As many as 20 men have gone to and from Somalia, and may have been radicalized.

ByABC News
July 13, 2009, 7:28 PM

July 13, 2009— -- The FBI's ongoing investigation into Somali youths traveling from Minneapolis to Somali to aid terrorism has resulted in the first public criminal charges being unsealed Monday.

FBI agents from the Minneapolis field office arrested Salah Osman Ahmed on Saturday. He has been indicted for allegedly providing material support to terrorists, engaging in a conspiracy to kill, kidnap, maim, and injure individuals overseas and two counts of making false statements to the FBI.

According to the indictment, Ahmed allegedly made false statements to the FBI when he was questioned about his travels to Somalia with Abdifatah Yusuf Isse, who was also indicted. Ahmed allegedly told the FBI agents in July 2008 and December 2008 that he traveled to Somalia in December 2007 by himself.
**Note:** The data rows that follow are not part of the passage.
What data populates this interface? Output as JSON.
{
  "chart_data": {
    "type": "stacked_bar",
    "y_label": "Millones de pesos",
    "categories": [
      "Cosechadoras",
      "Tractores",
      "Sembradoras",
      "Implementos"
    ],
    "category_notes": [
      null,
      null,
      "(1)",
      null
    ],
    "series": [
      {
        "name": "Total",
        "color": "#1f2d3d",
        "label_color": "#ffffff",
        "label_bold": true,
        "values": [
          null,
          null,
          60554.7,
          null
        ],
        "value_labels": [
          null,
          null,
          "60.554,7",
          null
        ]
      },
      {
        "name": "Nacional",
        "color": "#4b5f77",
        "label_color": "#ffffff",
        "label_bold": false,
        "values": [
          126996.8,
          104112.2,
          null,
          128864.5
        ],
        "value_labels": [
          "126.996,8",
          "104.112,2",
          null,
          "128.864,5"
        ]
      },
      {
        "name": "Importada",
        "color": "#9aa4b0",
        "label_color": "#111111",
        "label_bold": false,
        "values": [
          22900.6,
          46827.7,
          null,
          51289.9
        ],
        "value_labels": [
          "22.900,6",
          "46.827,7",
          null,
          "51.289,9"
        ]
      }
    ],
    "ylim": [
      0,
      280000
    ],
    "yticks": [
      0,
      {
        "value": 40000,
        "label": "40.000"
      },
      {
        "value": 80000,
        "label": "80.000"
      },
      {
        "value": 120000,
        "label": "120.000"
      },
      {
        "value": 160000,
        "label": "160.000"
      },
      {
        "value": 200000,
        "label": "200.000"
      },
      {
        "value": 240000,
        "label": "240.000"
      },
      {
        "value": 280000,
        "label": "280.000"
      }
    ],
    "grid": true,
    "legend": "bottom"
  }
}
The indictment alleges that Ahmed "stated he did not know anyone on his flight to Somalia in December 2007, when in fact, he traveled to Somalia together with an individual he knew, so that they could fight jihad in Somalia."

Justice Department officials declined to comment on the whereabouts of Isse, but court records indicted he is in confinement. According to the court docket the indictment was returned in February but remained sealed until Monday.

Paul Engh, a lawyer for Isse, could not be reached for comment by ABC News. Isse was indicted on material support charges and the conspiracy charges to kill, kidnap main and injure. According to court records prosecutors and FBI agents used secret wiretaps in Isse's case.

An attorney for Ahmed could not be located.

Ahmed appeared before a federal magistrate Monday and is expected to have a detention hearing Thursday at the federal courthouse in Minneapolis.

The cases of young Somali-Americans going back to Somalia to fight with the designated terrorist group Al Shabab have received increased attention from the FBI and DHS officials over the past year after Shirwa Ahmed, a naturalized U.S. citizen, killed himself in an Oct. 28, 2008 suicide bombing in Somalia.